Indonesia, where one in every five people smoke, has jumped on the bandwagon worldwide to impose tighter anti-tobacco measures to curb smoking, which is responsible for the death of 200,000 people in the country each year, according to a WHO estimate. It has since mid-last year, among others, required cigarette manufacturers to print graphic health warnings on packaging.
WHO has not endorsed the use of e-cigarettes and regulating e-cigarette sales remains a controversy worldwide.
WHO said that e-cigarettes should be subject to much tighter restrictions on their use, sale, content and promotion.
The global health watchdog accepted that e-cigarettes were less harmful than conventional ones. But it argued that the risk they posed to people passively inhaling their vapors meant they should not be allowed to be used indoors.
Some countries, such as Singapore and Canada, however, have taken a firm stance on prohibiting the import or sale of e-cigarette products.
Among the health reasons for the prohibition were uncontrolled nicotine content and solvent abuse of the products and lack of information known about their additive impact, said Roy Sparringa, the head of the Food and Drug Monitoring Agency (BPOM) which, along with the Health Ministry, recommends the e-cigarette sale ban.
Nicotine is one of the source of dangers in cigarettes, which the WHO estimates are responsible for 6 million deaths on a yearly basis.
'E-cigarettes also often turn a beginner smoker into an active smoker,' Roy said in a text message.
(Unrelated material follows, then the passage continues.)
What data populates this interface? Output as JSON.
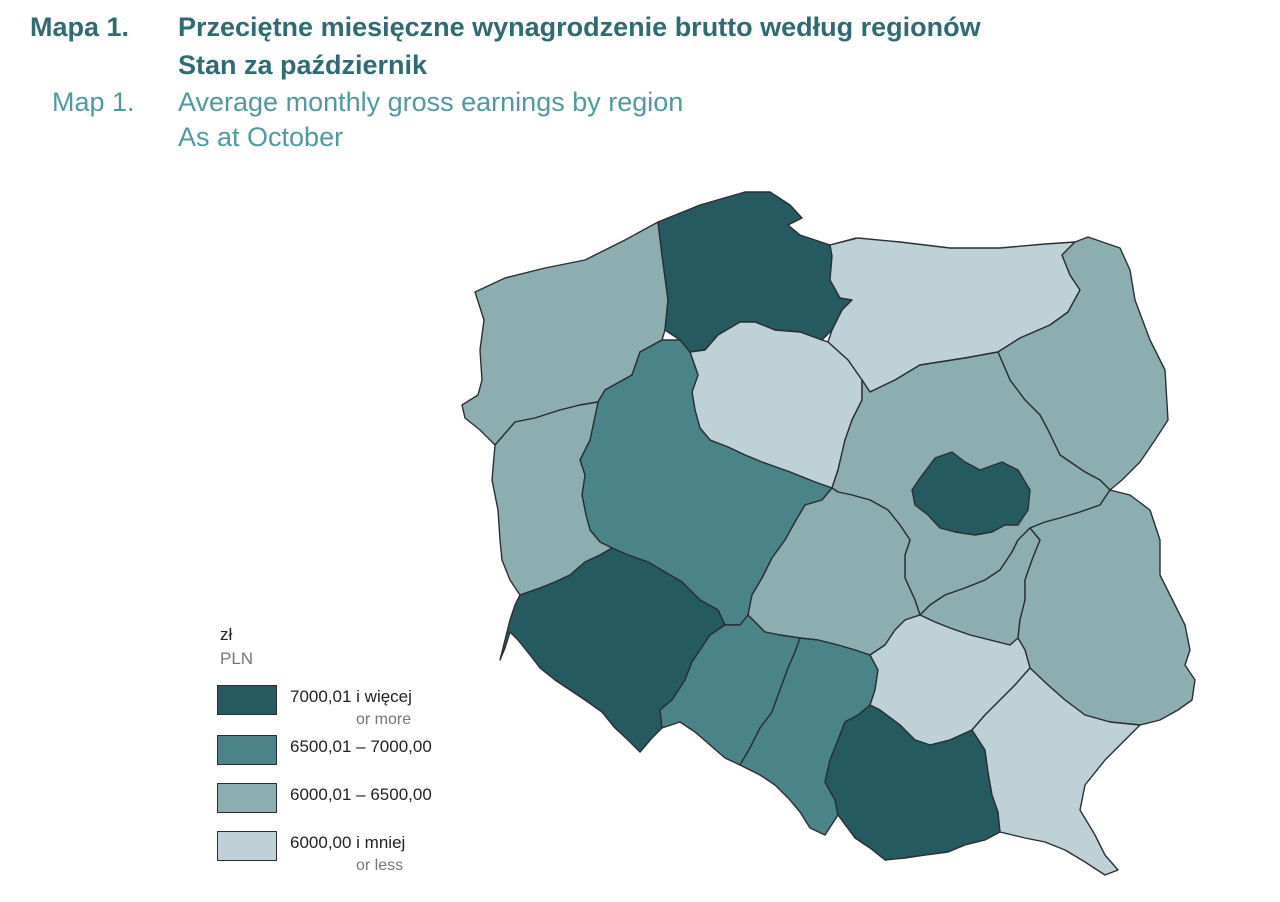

The Trade Ministry's director general for standards and consumer protection, Widodo, shared a similar view, saying that a ban on sales of e-cigarettes would be necessary to protect the health of consumers from a number of dangerous substances added to the products. He further said that his office was finalizing a ministerial regulation to ensure the ban was effective.
The planned e-cigarette ban will become the second ban issued by the Trade Ministry. Earlier, it prohibited sales of low-content alcohol drinks, particularly beer, in minimarkets. However, following protests, it exempted some tourist sites, including one of the world's most popular tourist destinations, Bali, from the arrangement.